Harld was trying to unstrap Geean’s bubble cage and keep her head above water at the same time. The girl’s eyes were closed, but the controlled movements of her limbs showed that she was alive. Myrah swam to her and helped remove the heavy cage which, as with her own, sped into the depths as soon as she released it. Something about the finality of its descent triggered an alarm in her mind.

“Where is Dan?” she said.

“I think we’ve lost him.” Lennar’s face was strangely impassive. “There’s nothing we can do about it.”

“Shouldn’t we go down and look for him?”

“How? There’s no air down there?”

“I’d forgotten.” Dan’s death was a trivial matter, Myrah suddenly realised, only significant in that it reduced their number from six to five. “The shells are far from here,” she heard herself saying. “How will we reach them?”

“Earth is the home of the human race,” Lennar replied. “The humans here can travel through the water at great speed. They will help us.”

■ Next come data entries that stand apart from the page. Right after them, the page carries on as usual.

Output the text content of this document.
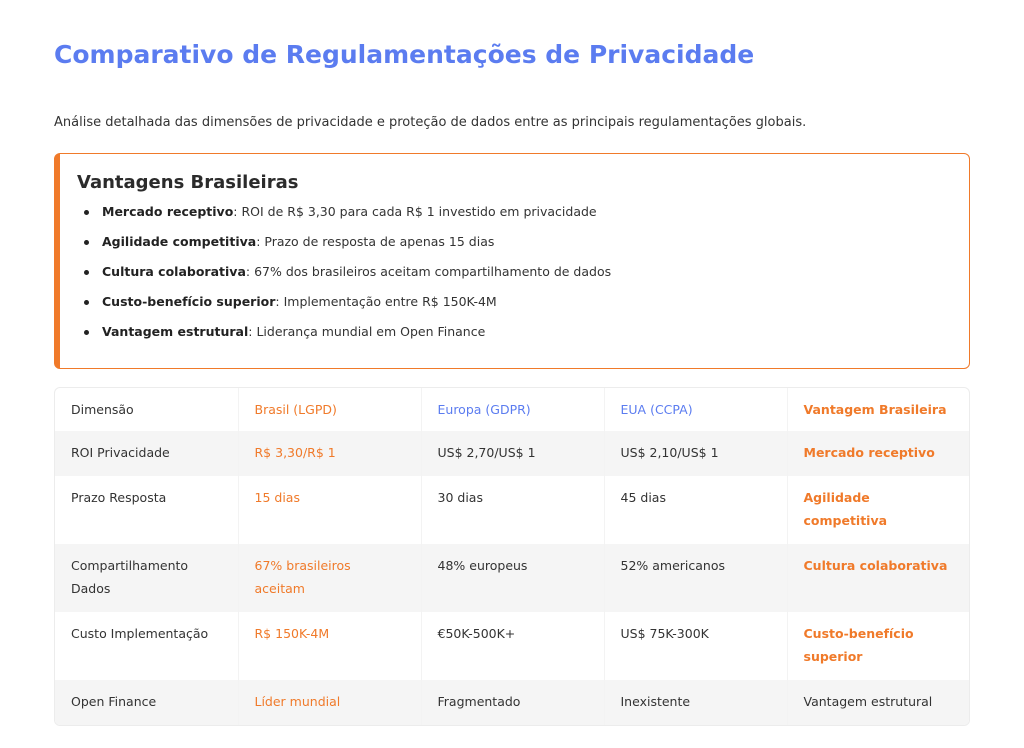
Comparativo de Regulamentações de Privacidade

Análise detalhada das dimensões de privacidade e proteção de dados entre as principais regulamentações globais.

Vantagens Brasileiras
Mercado receptivo: ROI de R$ 3,30 para cada R$ 1 investido em privacidade
Agilidade competitiva: Prazo de resposta de apenas 15 dias
Cultura colaborativa: 67% dos brasileiros aceitam compartilhamento de dados
Custo-benefício superior: Implementação entre R$ 150K-4M
Vantagem estrutural: Liderança mundial em Open Finance
Dimensão	Brasil (LGPD)	Europa (GDPR)	EUA (CCPA)	Vantagem Brasileira
ROI Privacidade	R$ 3,30/R$ 1	US$ 2,70/US$ 1	US$ 2,10/US$ 1	Mercado receptivo
Prazo Resposta	15 dias	30 dias	45 dias	Agilidade competitiva
Compartilhamento Dados	67% brasileiros aceitam	48% europeus	52% americanos	Cultura colaborativa
Custo Implementação	R$ 150K-4M	€50K-500K+	US$ 75K-300K	Custo-benefício superior
Open Finance	Líder mundial	Fragmentado	Inexistente	Vantagem estrutural
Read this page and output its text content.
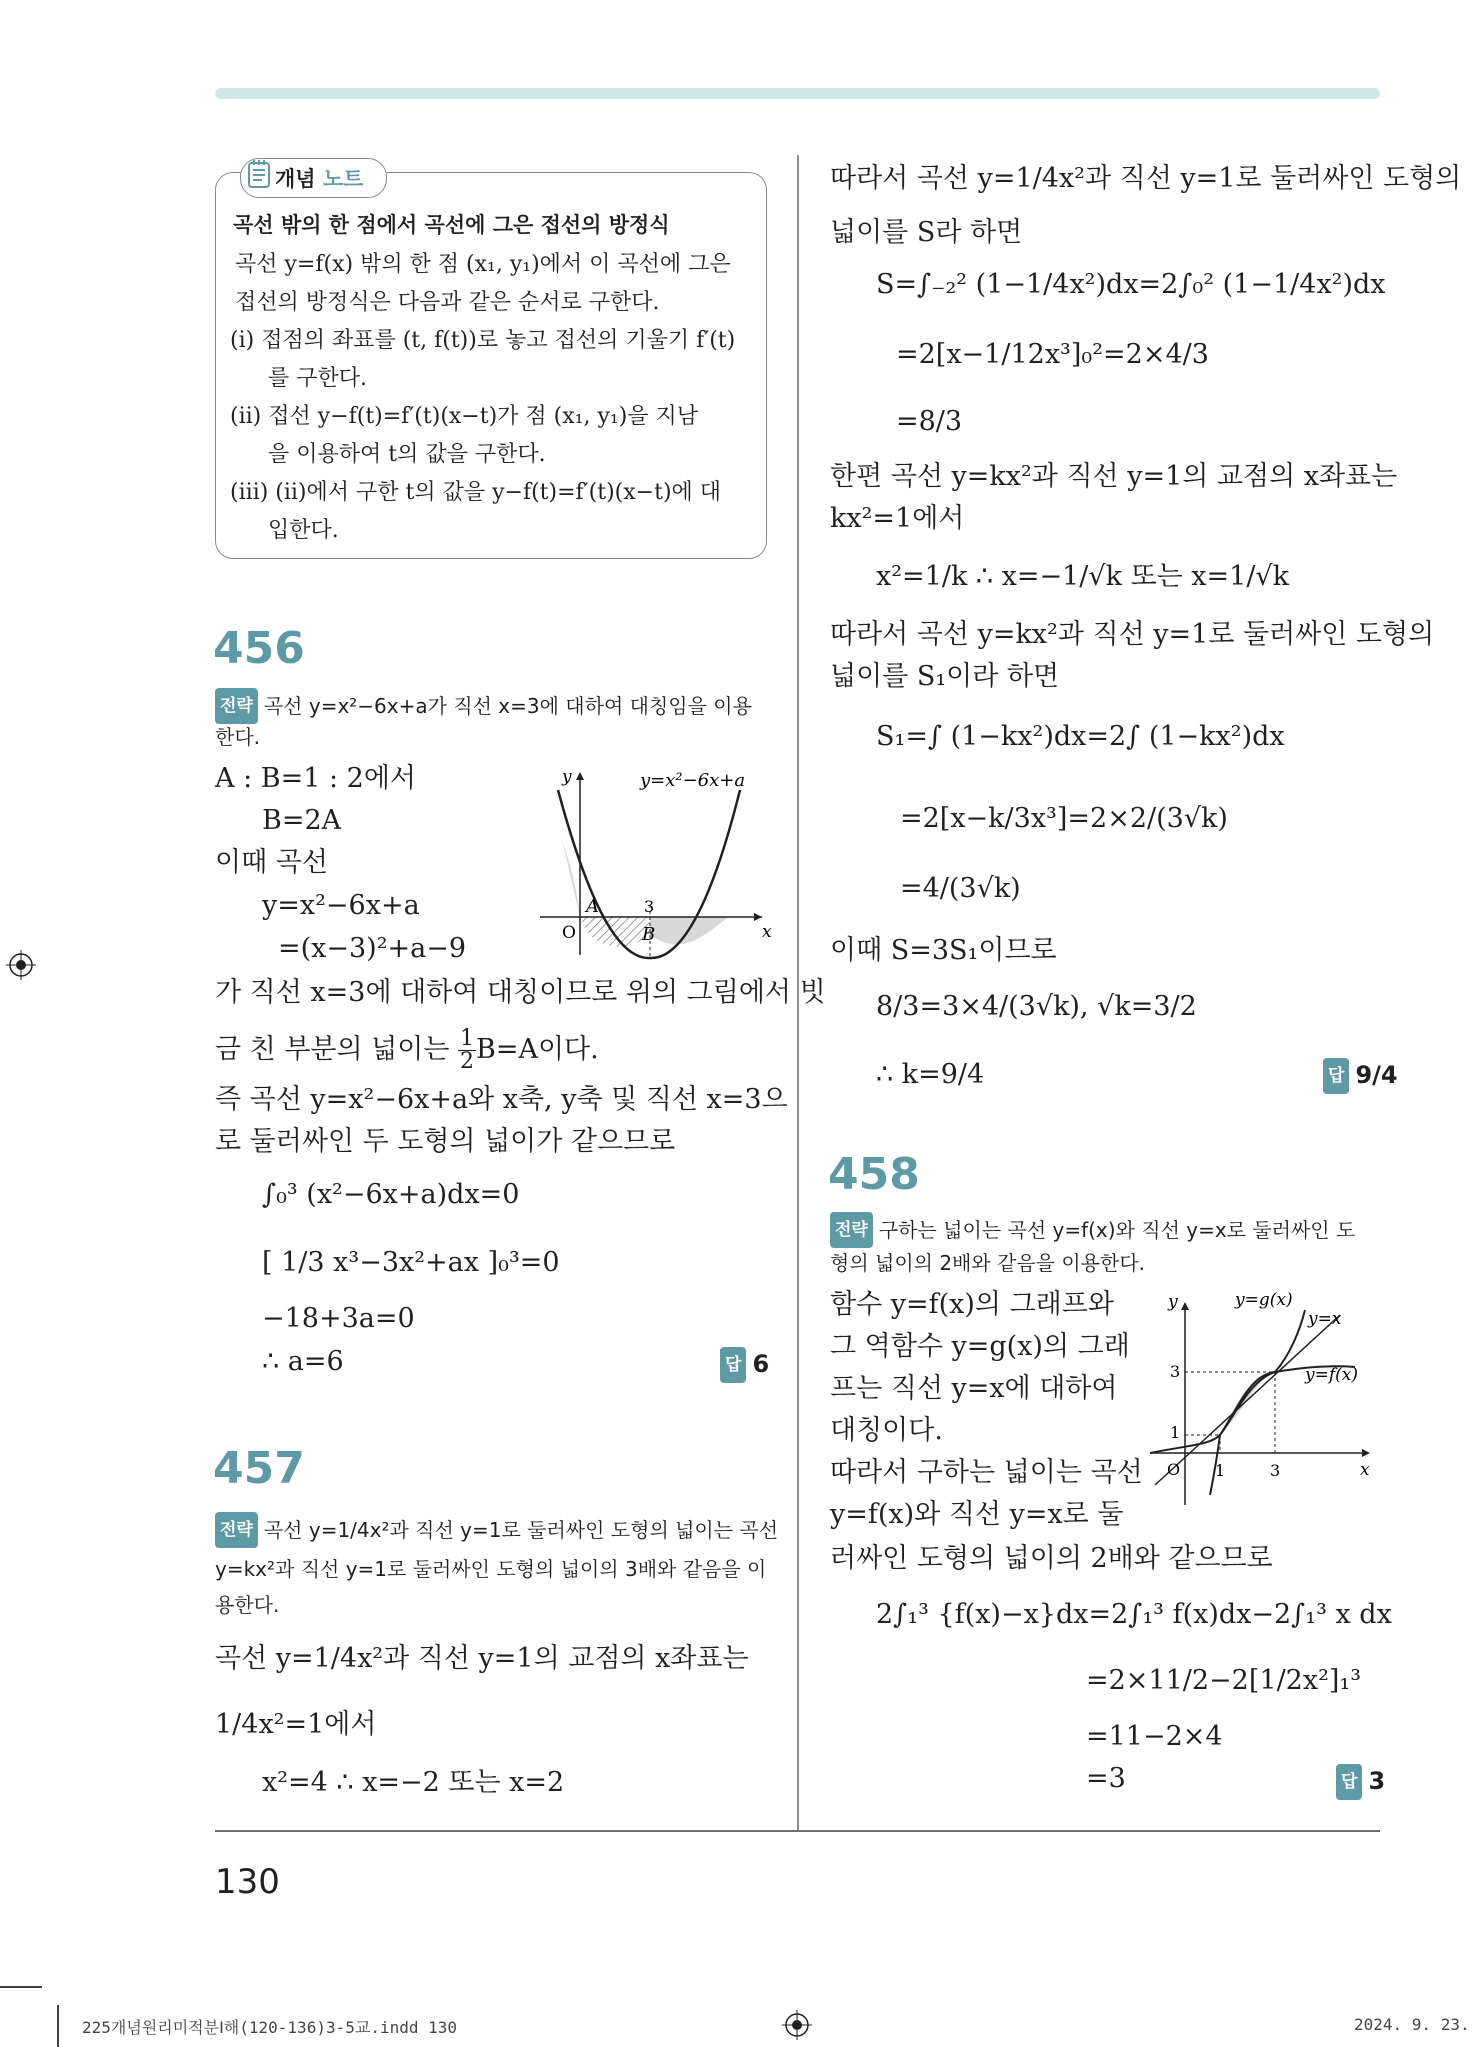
개념 노트
곡선 밖의 한 점에서 곡선에 그은 접선의 방정식
곡선 y=f(x) 밖의 한 점 (x₁, y₁)에서 이 곡선에 그은
접선의 방정식은 다음과 같은 순서로 구한다.
(ⅰ) 접점의 좌표를 (t, f(t))로 놓고 접선의 기울기 f′(t)
를 구한다.
(ⅱ) 접선 y−f(t)=f′(t)(x−t)가 점 (x₁, y₁)을 지남
을 이용하여 t의 값을 구한다.
(ⅲ) (ⅱ)에서 구한 t의 값을 y−f(t)=f′(t)(x−t)에 대
입한다.
456
전략 곡선 y=x²−6x+a가 직선 x=3에 대하여 대칭임을 이용
한다.
A : B=1 : 2에서
B=2A
이때 곡선
y=x²−6x+a
=(x−3)²+a−9
가 직선 x=3에 대하여 대칭이므로 위의 그림에서 빗
금 친 부분의 넓이는 $\frac{1}{2} B=A$이다.
즉 곡선 y=x²−6x+a와 x축, y축 및 직선 x=3으
로 둘러싸인 두 도형의 넓이가 같으므로
∫₀³ (x²−6x+a)dx=0
[ 1/3 x³−3x²+ax ]₀³=0
−18+3a=0
∴ a=6	답 6
y=x²−6x+a
y
x
O
A	3
B
457
전략 곡선 y=1/4x²과 직선 y=1로 둘러싸인 도형의 넓이는 곡선
y=kx²과 직선 y=1로 둘러싸인 도형의 넓이의 3배와 같음을 이
용한다.
곡선 y=1/4x²과 직선 y=1의 교점의 x좌표는
1/4x²=1에서
x²=4 ∴ x=−2 또는 x=2
따라서 곡선 y=1/4x²과 직선 y=1로 둘러싸인 도형의
넓이를 S라 하면
S=∫₋₂² (1−1/4x²)dx=2∫₀² (1−1/4x²)dx
=2[x−1/12x³]₀²=2×4/3
=8/3
한편 곡선 y=kx²과 직선 y=1의 교점의 x좌표는
kx²=1에서
x²=1/k ∴ x=−1/√k 또는 x=1/√k
따라서 곡선 y=kx²과 직선 y=1로 둘러싸인 도형의
넓이를 S₁이라 하면
S₁=∫ (1−kx²)dx=2∫ (1−kx²)dx
=2[x−k/3x³]=2×2/(3√k)
=4/(3√k)
이때 S=3S₁이므로
8/3=3×4/(3√k), √k=3/2
∴ k=9/4	답 9/4
458
전략 구하는 넓이는 곡선 y=f(x)와 직선 y=x로 둘러싸인 도
형의 넓이의 2배와 같음을 이용한다.
함수 y=f(x)의 그래프와
그 역함수 y=g(x)의 그래
프는 직선 y=x에 대하여
대칭이다.
따라서 구하는 넓이는 곡선
y=f(x)와 직선 y=x로 둘
러싸인 도형의 넓이의 2배와 같으므로
2∫₁³ {f(x)−x}dx=2∫₁³ f(x)dx−2∫₁³ x dx
=2×11/2−2[1/2x²]₁³
=11−2×4
=3	답 3
y
x
O
y=g(x)
y=x
y=f(x)
1
3
1	3
130
225개념원리미적분Ⅰ해(120-136)3-5교.indd 130	2024. 9. 23.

“Supposing they don’t want to help?”

“Ka will see that they do,” Treece put in, smiling. “Nobody can refuse Ka anything.”

“But Ka isn’t here.”

“Isn’t he?” Treece met Myrah’s gaze squarely, and her smile grew wider. Salt water splashed over her face and into her mouth, but she appeared not to notice.

Myrah was suddenly afraid of Treece and turned away from her, but there was no escaping the alien presence behind her own brow. She understood then that she was still wedded to Ka, and that he could claim her at any time. The knowledge should have been insupportable—and the fact that she could accept it showed that she was no longer her own self….

“We may not be able to find anybody,” she said, trying to avoid the downward spiral of her thoughts. “The Earth is so big.”

“But the humans here are many. Look!” Lennar raised himself higher in the water and pointed at something in the distance.

Myrah forced her head upwards against the unceasing pull of the planet and looked in the direction Lennar had indicated. The abundance of light reflecting from the sea created a painful shimmering across her vision, but she picked out a low shape which was moving silently through the brilliance. The object was about the size of a large shark, and—using knowledge which was not her own—Myrah identified it as a boat.

By narrowing her eyes to slits she was able to discern that the boat had a single occupant.

She sank down into the water again and—silently, with their arms moving in unison—the group swam towards the lone sailor.